I would argue that it should be a+b+c

Just consider (x-2)^2=0

This is only true for x=2

So there may be a double root at x=2 but still, the number 2 is the only value which satisfies the equation. The answer of 4 would be dumb.

Just like the October SAT question this year. for how many values is (x+6)^2=0. Well, 1. Arguing a+a+b+c would be like arguing that there are two values of x which satisfy the equation, -6 and -6.

Barron's should have reworded the question. Collegeboard would ask that only to mean a+b+c, I promise.

tuan1812 · 11-06-2009, 03:48 AM

Yeah, I think a+b+c also.
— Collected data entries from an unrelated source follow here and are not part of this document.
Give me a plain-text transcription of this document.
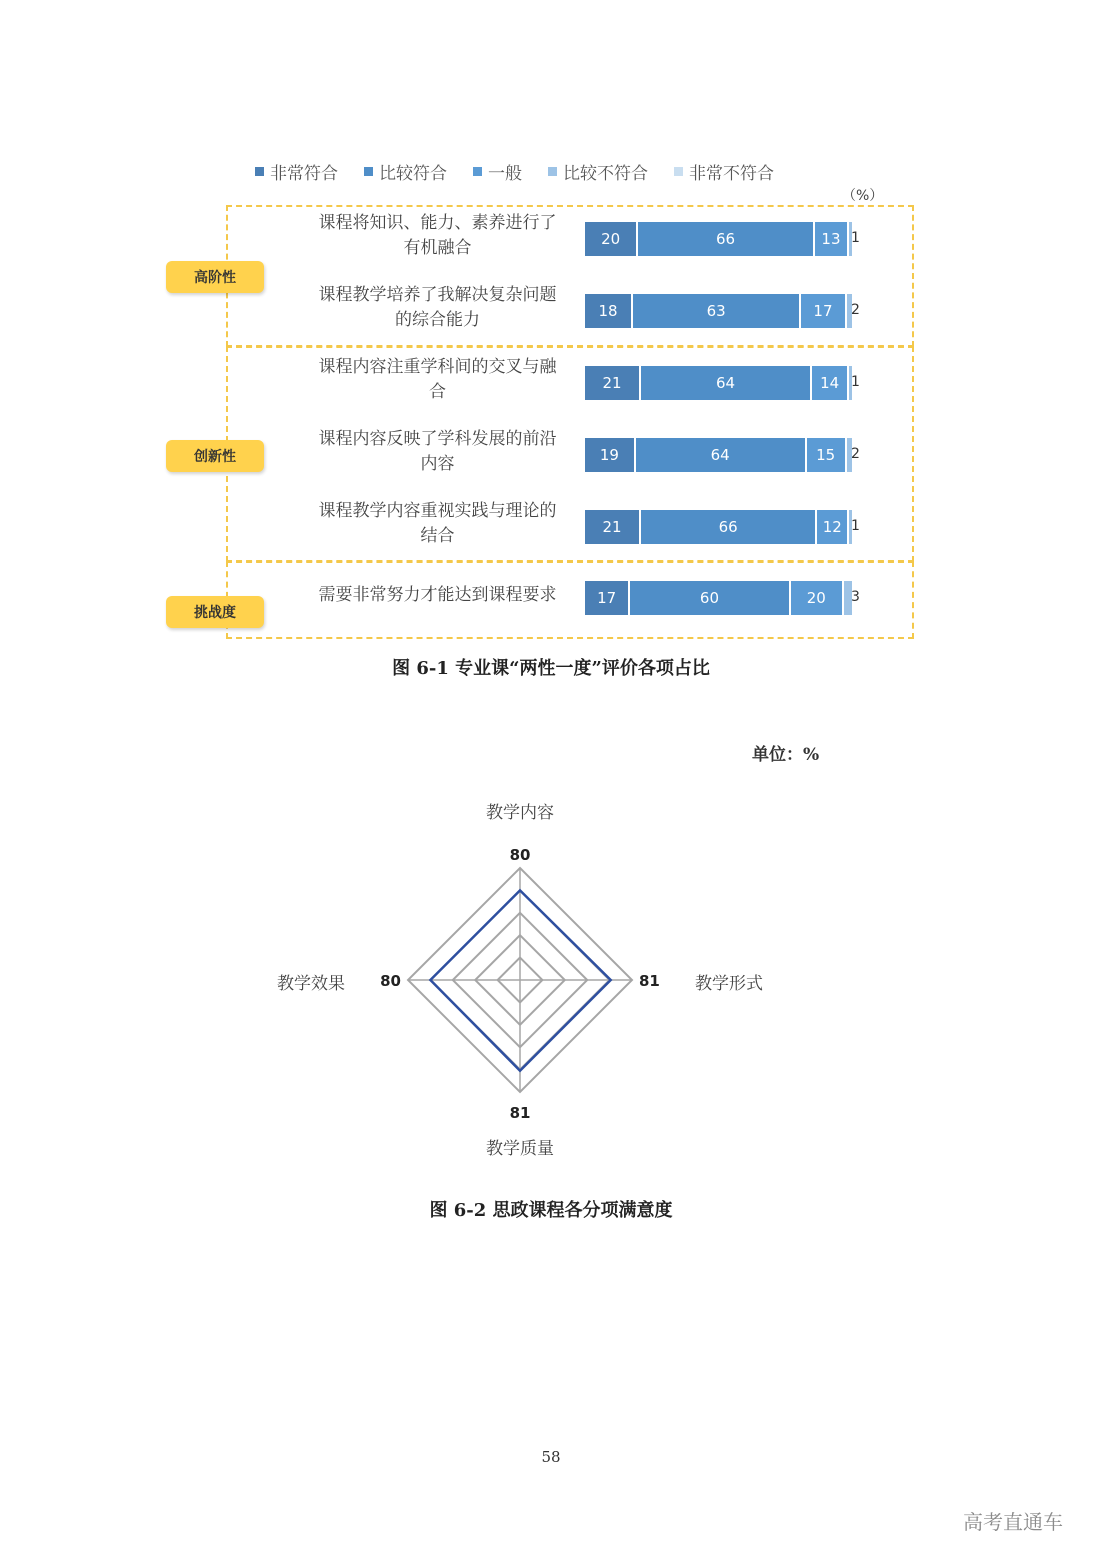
非常符合 比较符合 一般 比较不符合 非常不符合
（%）
高阶性
创新性
挑战度
课程将知识、能力、素养进行了
有机融合	20	66	13 1
课程教学培养了我解决复杂问题
的综合能力	18	63	17	2
课程内容注重学科间的交叉与融
合	21	64	14 1
课程内容反映了学科发展的前沿
内容	19	64	15	2
课程教学内容重视实践与理论的
结合	21	66	12 1
需要非常努力才能达到课程要求	17	60	20	3
图 6-1 专业课“两性一度”评价各项占比
单位：%
80
81
81
80
教学内容
教学形式
教学质量
教学效果
图 6-2 思政课程各分项满意度
58
高考直通车
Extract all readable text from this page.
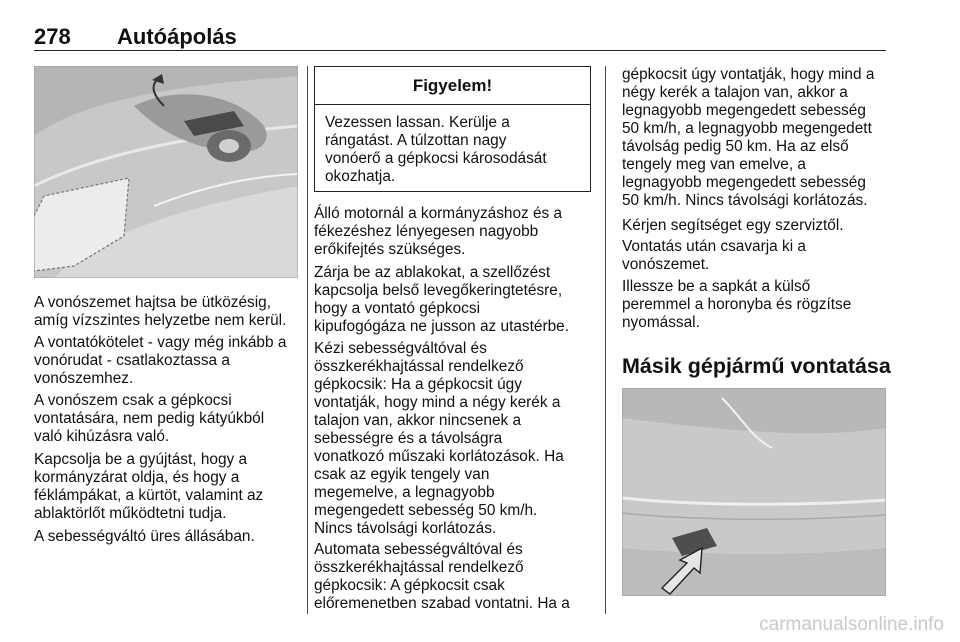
278 Autóápolás

A vonószemet hajtsa be ütközésig,
amíg vízszintes helyzetbe nem kerül.

A vontatókötelet - vagy még inkább a
vonórudat - csatlakoztassa a
vonószemhez.

A vonószem csak a gépkocsi
vontatására, nem pedig kátyúkból
való kihúzásra való.

Kapcsolja be a gyújtást, hogy a
kormányzárat oldja, és hogy a
féklámpákat, a kürtöt, valamint az
ablaktörlőt működtetni tudja.

A sebességváltó üres állásában.

Figyelem!
Vezessen lassan. Kerülje a
rángatást. A túlzottan nagy
vonóerő a gépkocsi károsodását
okozhatja.

Álló motornál a kormányzáshoz és a
fékezéshez lényegesen nagyobb
erőkifejtés szükséges.

Zárja be az ablakokat, a szellőzést
kapcsolja belső levegőkeringtetésre,
hogy a vontató gépkocsi
kipufogógáza ne jusson az utastérbe.

Kézi sebességváltóval és
összkerékhajtással rendelkező
gépkocsik: Ha a gépkocsit úgy
vontatják, hogy mind a négy kerék a
talajon van, akkor nincsenek a
sebességre és a távolságra
vonatkozó műszaki korlátozások. Ha
csak az egyik tengely van
megemelve, a legnagyobb
megengedett sebesség 50 km/h.
Nincs távolsági korlátozás.

Automata sebességváltóval és
összkerékhajtással rendelkező
gépkocsik: A gépkocsit csak
előremenetben szabad vontatni. Ha a

gépkocsit úgy vontatják, hogy mind a
négy kerék a talajon van, akkor a
legnagyobb megengedett sebesség
50 km/h, a legnagyobb megengedett
távolság pedig 50 km. Ha az első
tengely meg van emelve, a
legnagyobb megengedett sebesség
50 km/h. Nincs távolsági korlátozás.

Kérjen segítséget egy szerviztől.

Vontatás után csavarja ki a
vonószemet.

Illessze be a sapkát a külső
peremmel a horonyba és rögzítse
nyomással.

Másik gépjármű vontatása
carmanualsonline.info
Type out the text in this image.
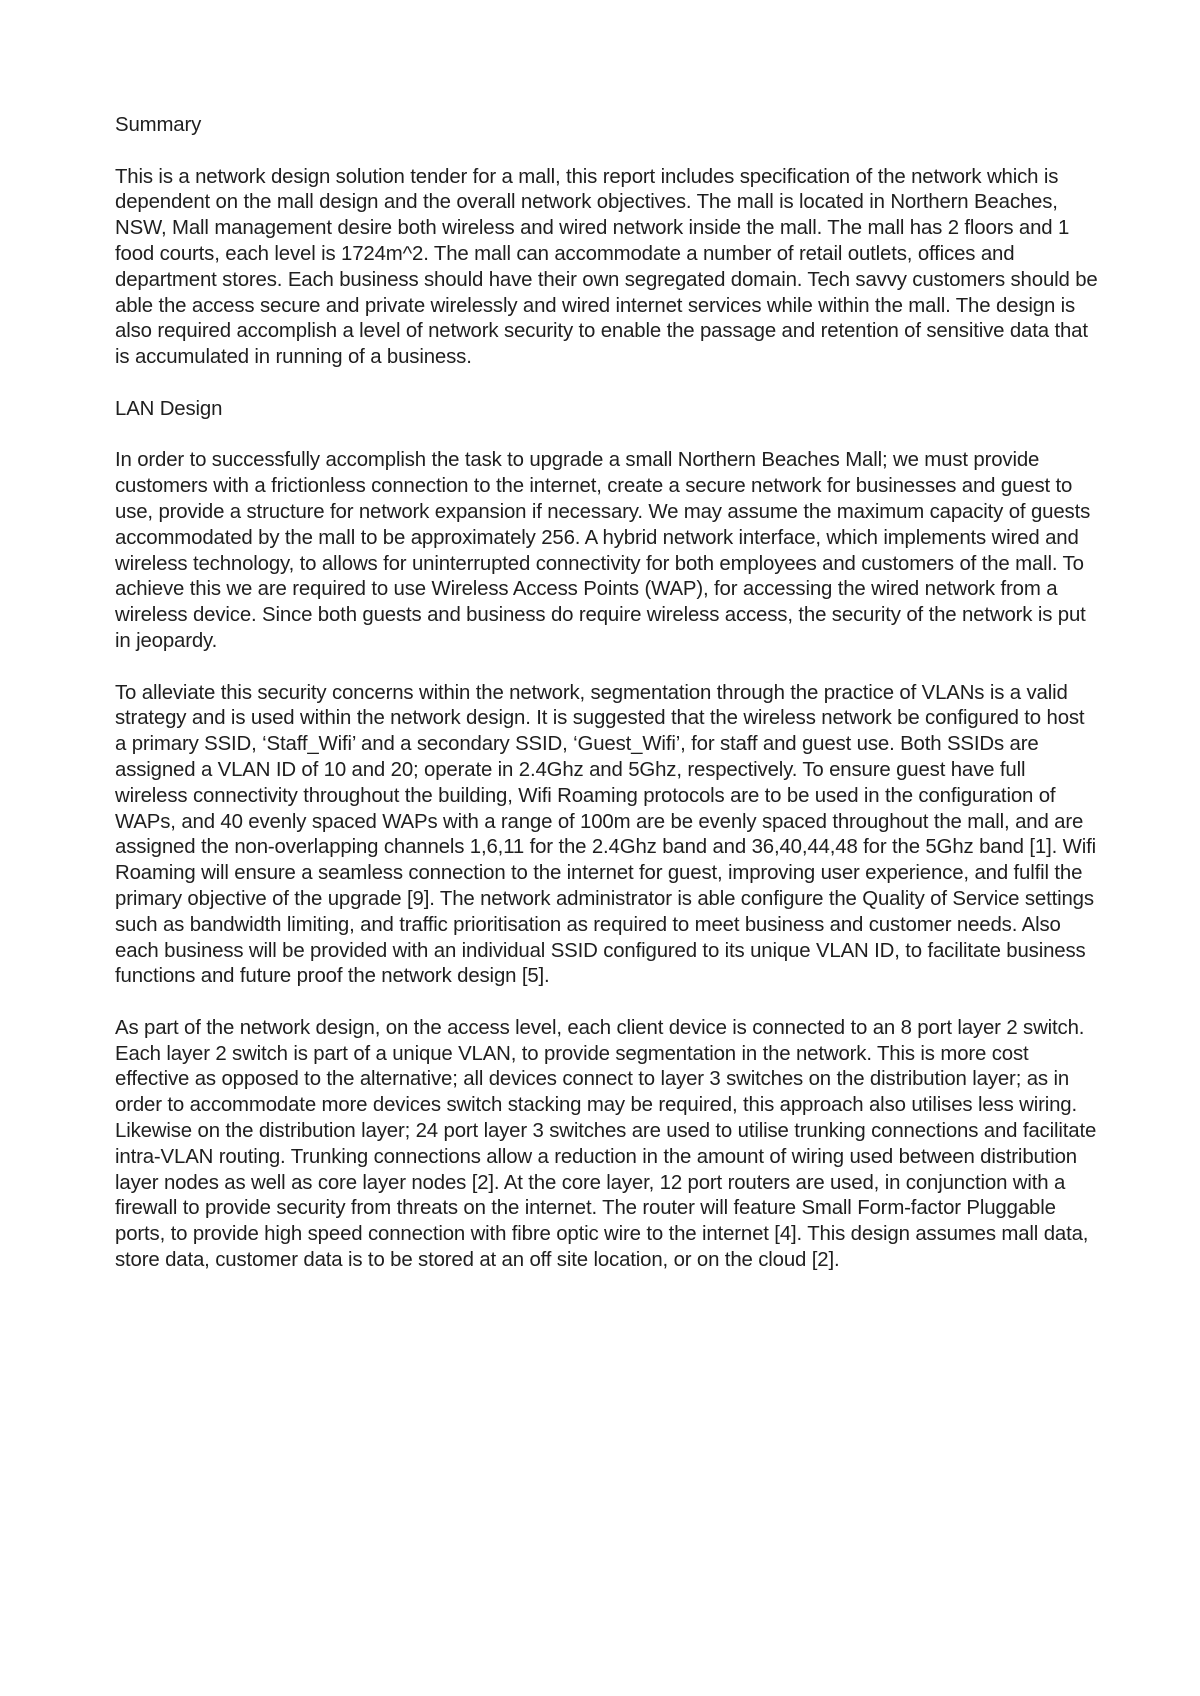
Summary

This is a network design solution tender for a mall, this report includes specification of the network which is dependent on the mall design and the overall network objectives. The mall is located in Northern Beaches, NSW, Mall management desire both wireless and wired network inside the mall. The mall has 2 floors and 1 food courts, each level is 1724m^2. The mall can accommodate a number of retail outlets, offices and department stores. Each business should have their own segregated domain. Tech savvy customers should be able the access secure and private wirelessly and wired internet services while within the mall. The design is also required accomplish a level of network security to enable the passage and retention of sensitive data that is accumulated in running of a business.

LAN Design

In order to successfully accomplish the task to upgrade a small Northern Beaches Mall; we must provide customers with a frictionless connection to the internet, create a secure network for businesses and guest to use, provide a structure for network expansion if necessary. We may assume the maximum capacity of guests accommodated by the mall to be approximately 256. A hybrid network interface, which implements wired and wireless technology, to allows for uninterrupted connectivity for both employees and customers of the mall. To achieve this we are required to use Wireless Access Points (WAP), for accessing the wired network from a wireless device. Since both guests and business do require wireless access, the security of the network is put in jeopardy.

To alleviate this security concerns within the network, segmentation through the practice of VLANs is a valid strategy and is used within the network design. It is suggested that the wireless network be configured to host a primary SSID, ‘Staff_Wifi’ and a secondary SSID, ‘Guest_Wifi’, for staff and guest use. Both SSIDs are assigned a VLAN ID of 10 and 20; operate in 2.4Ghz and 5Ghz, respectively. To ensure guest have full wireless connectivity throughout the building, Wifi Roaming protocols are to be used in the configuration of WAPs, and 40 evenly spaced WAPs with a range of 100m are be evenly spaced throughout the mall, and are assigned the non-overlapping channels 1,6,11 for the 2.4Ghz band and 36,40,44,48 for the 5Ghz band [1]. Wifi Roaming will ensure a seamless connection to the internet for guest, improving user experience, and fulfil the primary objective of the upgrade [9]. The network administrator is able configure the Quality of Service settings such as bandwidth limiting, and traffic prioritisation as required to meet business and customer needs. Also each business will be provided with an individual SSID configured to its unique VLAN ID, to facilitate business functions and future proof the network design [5].

As part of the network design, on the access level, each client device is connected to an 8 port layer 2 switch. Each layer 2 switch is part of a unique VLAN, to provide segmentation in the network. This is more cost effective as opposed to the alternative; all devices connect to layer 3 switches on the distribution layer; as in order to accommodate more devices switch stacking may be required, this approach also utilises less wiring. Likewise on the distribution layer; 24 port layer 3 switches are used to utilise trunking connections and facilitate intra-VLAN routing. Trunking connections allow a reduction in the amount of wiring used between distribution layer nodes as well as core layer nodes [2]. At the core layer, 12 port routers are used, in conjunction with a firewall to provide security from threats on the internet. The router will feature Small Form-factor Pluggable ports, to provide high speed connection with fibre optic wire to the internet [4]. This design assumes mall data, store data, customer data is to be stored at an off site location, or on the cloud [2].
Thanks a lot!
There are also some other minor mistakes in Barron's book, but I think this one is the biggest

Chapie · 11-06-2009, 04:38 AM

No there isn't any mistake!
Consider this:
(x-3)^2=0
You would say that the only root is 3 but it isn't
(x-3)^2=0 =>
(x-3)(x-3)=0
There are 2 roots not one!But both are 3

Chapie · 11-06-2009, 04:41 AM

" stix2400

Just like the October SAT question this year. for how many values is (x+6)^2=0. Well, 1. "

Well this is something different!
Lets take again this example:
(x-3)^2=0
There are two roots and both have value of two.So the only value that satisfies the equation is 2!
Hope to help you

stix2400 · 11-06-2009, 08:26 AM

Yes, yes I'm well aware of the double root thing.

But I'm pretty sure the better answer is a+b+c and if collegeboard were to ask this question I would put that.

They'd probably just ask "what is the sum of the possible solutions of the polynomial" though, because that's a much better worded question.

SwaGGeReR · 11-06-2009, 11:09 AM

I've come across a problem like this before and put a+b+c, which was wrong. When you have something squared, there are TWO roots, albeit they're the same. Therefore, when a question asks for the sum of the roots, you must account for BOTH the roots of the square.

Sci-Fry · 11-06-2009, 01:47 PM

Check out Viete's theorem. That discusses the sum of roots and I think it follows that this would be a+a+b+c.

estrat1 · 11-06-2009, 03:08 PM

I would calculate it as a + b + c, but, unfortunately, I'm convinced that that's not the way CollegeBoard would do it.

If we say f(x) = (x-a)^2, and the roots are all the values of x that satisfy f(x) = 0, we would have x belongs to {a} and therefore the sum of the roots should be a.

On the other hand, we could say that for any polynomial x^2 - sx + p = 0, the sum of the solutions should be x1 + x2 = s (I believe this is what Sci-Fry is referring to). Therefore, for a polynomial (x-a)^2 = 0, we have x^2 - 2ax + a^2 = 0 => the sum of the roots should be -(-2a) = 2a.

I kind of dislike the second way of doing things, but I also kind of understand it.